Carrier Billing Gets a Microsoft Boost, While Boku Lands Another Deal

 

Carrier billing as an e-commerce and mobile-commerce payment option is poised to expand significantly beyond the mobile phone realm when Microsoft Corp. releases Windows 10 later this year.

And carrier-billing specialist Boku Inc. says direct carrier billing is a payment option for apps and digital content available from Google Play for consumers using Zain wireless in Saudi Arabia.

Microsoft is making carrier billing an option across all devices—phone, desktops, laptops, tablets— that use the new operating system. Within two to three years of its release, Windows 10 could be on 1 billion devices, Terry Myerson, Microsoft executive vice president of operating systems, told attendees at Microsoft’s Build conference for developers in late April.

Available as a payment method for digital content in the Windows Store, carrier billing will be an option for consumers in 52 nations, across 90 carriers, including AT&T, Sprint, T-Mobile and Verizon in the United States, according to Microsoft. “This is great for our customers who don’t have credit cards, but do have phones,” Myerson said.

Carrier billing, such as what Boku is enabling for Google Play digital content for Zain subscribers, should not be exotic, Adam Lee, Boku chief product officer, tells Digital Transactions News.

Consumers select carrier billing as a payment option when configuring their Google Play accounts, Lee says. Once that’s done, to make a Google Play purchases the consumer just taps the Buy button. “When you buy something on Google Play the user experience is pretty identical to any other funding source,” he says.

Typically, spending limits are restricted by the amount of available airtime or balances associated with a consumer’s wireless account, Lee says.

Both the Windows and Boku developments not only aid payments companies, but may bode well for wireless operators looking for other revenue sources.

“Not everyone has a credit or debit cards to pay for content,” says Mary Monahan, executive vice president and research director for mobile at Javelin Strategy & Research, a Pleasanton, Calif.-based payments advisory firm.

“And as the mobile operators fight for shrinking voice and text plans, they are keen to pick up new sources of revenue,” she adds. “Carrier billing has definitely grown up: Of those U.S. adults who use their phones for purchasing, 7% say that carrier billing is the form of payment they use most.”

As a payment method carrier billing is a niche, says Andrew Copeman, an analyst at Boston-based Aite Group LLC. “Niches in payments can be very big,” he tells Digital Transactions News. “It’s a borderless type of play.”

In Microsoft’s case, the company is keen to use carrier billing as a way to bring content and additional revenue to their portable and mobile devices, Copeman says.

Carrier billing is attractive from the phone company point of view because it bring additional revenue, but it’s not without cautionary concerns, Copeman says.
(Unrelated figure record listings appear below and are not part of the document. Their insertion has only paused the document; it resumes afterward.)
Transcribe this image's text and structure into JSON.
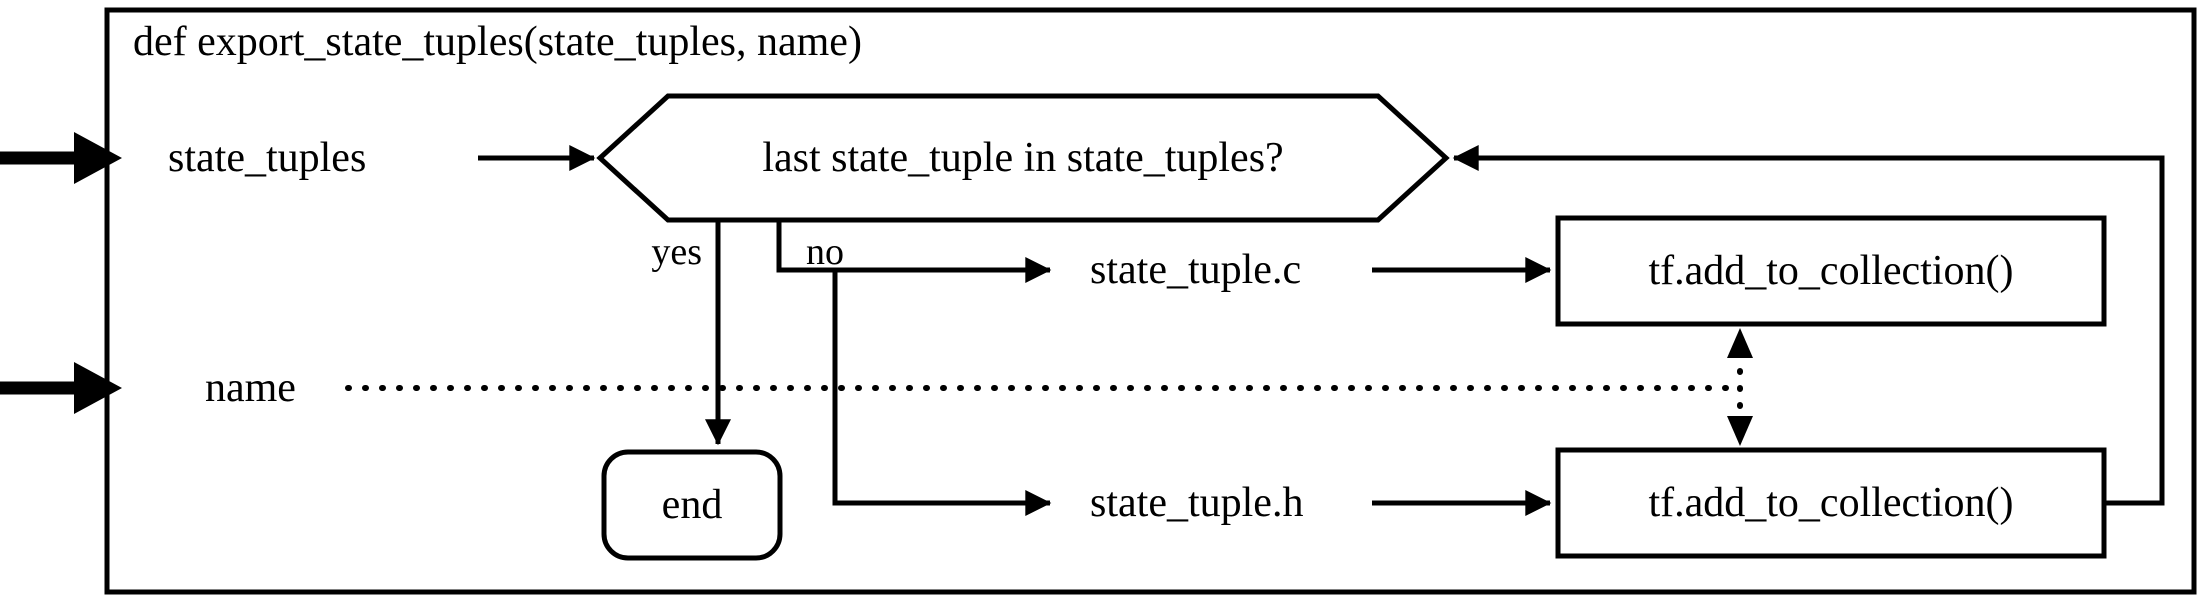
{
  "diagram": {
    "title": "def export_state_tuples(state_tuples, name)",
    "inputs": {
      "state_tuples": "state_tuples",
      "name": "name"
    },
    "decision": "last state_tuple in state_tuples?",
    "branches": {
      "yes": "yes",
      "no": "no"
    },
    "nodes": {
      "state_tuple_c": "state_tuple.c",
      "state_tuple_h": "state_tuple.h",
      "collection_c": "tf.add_to_collection()",
      "collection_h": "tf.add_to_collection()",
      "end": "end"
    },
    "colors": {
      "ink": "#000000",
      "background": "#ffffff"
    }
  }
}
One is that merchants who enable it may have to wait for the wireless consumer’s monthly phone bill to be paid before they can be paid, he says. On the other side of the settlement issue is the aversion of telco operators to take on risk. They don’t have the same capacity to manage risk as a bank or payment company, Copeman says.

While Copeman doesn’t see carrier billing becoming a massively mainstream payment option, it does have potential, especially as issues around settlement are refined. Telco operators, along with carrier-billing companies, will have to work on models that address how much risk each party can absorb, and if the settlement process can be hastened.